What we’re really talking about here when we’re discussing immediate rewards is the ending of a behavior. The ending of any experience is vital because we tend to remember it more than the other phases. We want the ending of your habit to be satisfying. The best approach is to reward and to use reinforcement, which refers to the process of using an immediate reward to increase the rate of a behavior. Habit stacking, which we covered earlier chapter 5 in the book, takes your habit to an immediate Cue which makes it obvious when to start. Reinforcement ties your habit to an immediate reward, which makes it satisfying when you finish.

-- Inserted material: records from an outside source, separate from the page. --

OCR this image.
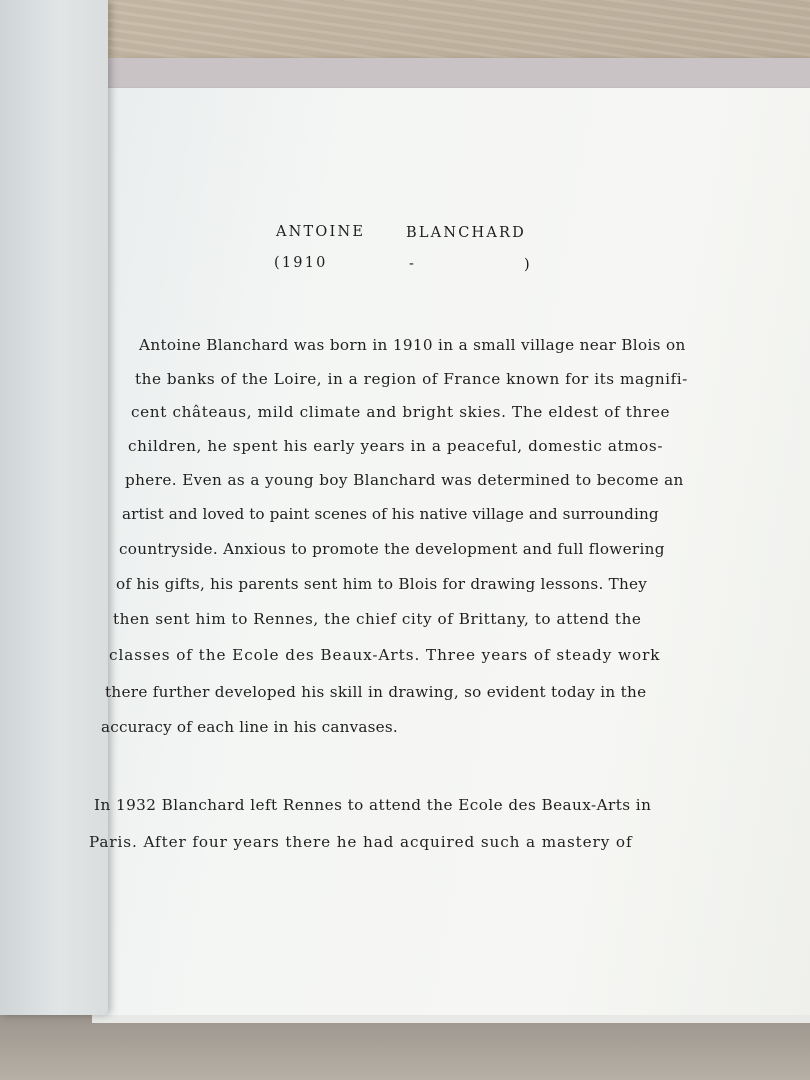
ANTOINE	BLANCHARD
(1910	-	)
Antoine Blanchard was born in 1910 in a small village near Blois on
the banks of the Loire, in a region of France known for its magnifi-
cent châteaus, mild climate and bright skies. The eldest of three
children, he spent his early years in a peaceful, domestic atmos-
phere. Even as a young boy Blanchard was determined to become an
artist and loved to paint scenes of his native village and surrounding
countryside. Anxious to promote the development and full flowering
of his gifts, his parents sent him to Blois for drawing lessons. They
then sent him to Rennes, the chief city of Brittany, to attend the
classes of the Ecole des Beaux-Arts. Three years of steady work
there further developed his skill in drawing, so evident today in the
accuracy of each line in his canvases.
In 1932 Blanchard left Rennes to attend the Ecole des Beaux-Arts in
Paris. After four years there he had acquired such a mastery of
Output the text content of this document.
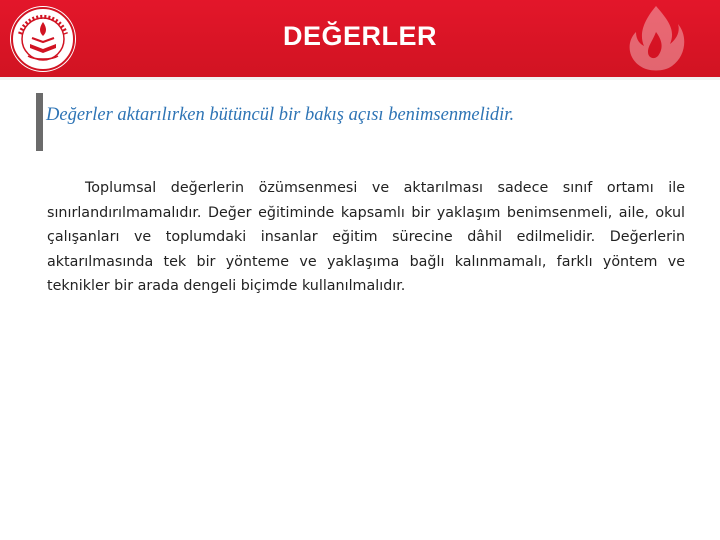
DEĞERLER
Değerler aktarılırken bütüncül bir bakış açısı benimsenmelidir.
Toplumsal değerlerin özümsenmesi ve aktarılması sadece sınıf ortamı ile sınırlandırılmamalıdır. Değer eğitiminde kapsamlı bir yaklaşım benimsenmeli, aile, okul çalışanları ve toplumdaki insanlar eğitim sürecine dâhil edilmelidir. Değerlerin aktarılmasında tek bir yönteme ve yaklaşıma bağlı kalınmamalı, farklı yöntem ve teknikler bir arada dengeli biçimde kullanılmalıdır.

Immediate reinforcement can be especially helpful when dealing with habits of avoidance, which are behaviors you want to stop doing. It can be challenging to stick to habits like no frivolous purchases or no alcohol this month because nothing happens when you skip happy hour drinks or don’t buy that pair of shoes. It can be hard to feel satisfied when there is no action in the first place. All you’re doing is resisting temptation, and there isn’t much satisfying about that.

One solution is to turn the situation on its head. You want to make avoidance visible. Open a savings account and label it for something you want maybe leather jacket. Whenever you pass on a purchase, put the same amount of money in the account. Skip your morning latte? Transfer five dollars. Pass on another month of Netflix? Move $10 over. It’s like creating a loyalty program for yourself the immediate reward of seeing yourself save money toward the leather jacket feels a lot better than being deprived. You are making it satisfying to do nothing. 

Eventually, as intrinsic rewards like a better mood, more energy, and reduce stress kick in, you’ll become less concerned with chasing the secondary reward. The identity itself becomes the reinforcer. You do it because it’s who you are and it feels good to be you. The more it becomes part of your life, the less you need outside encouragement to follow through. Incentives can start a habit. Identity sustains a habit.

Use your journal and review your habits, your routines, your desires. 
Consider what reinforcements you need to build the habit into automatic.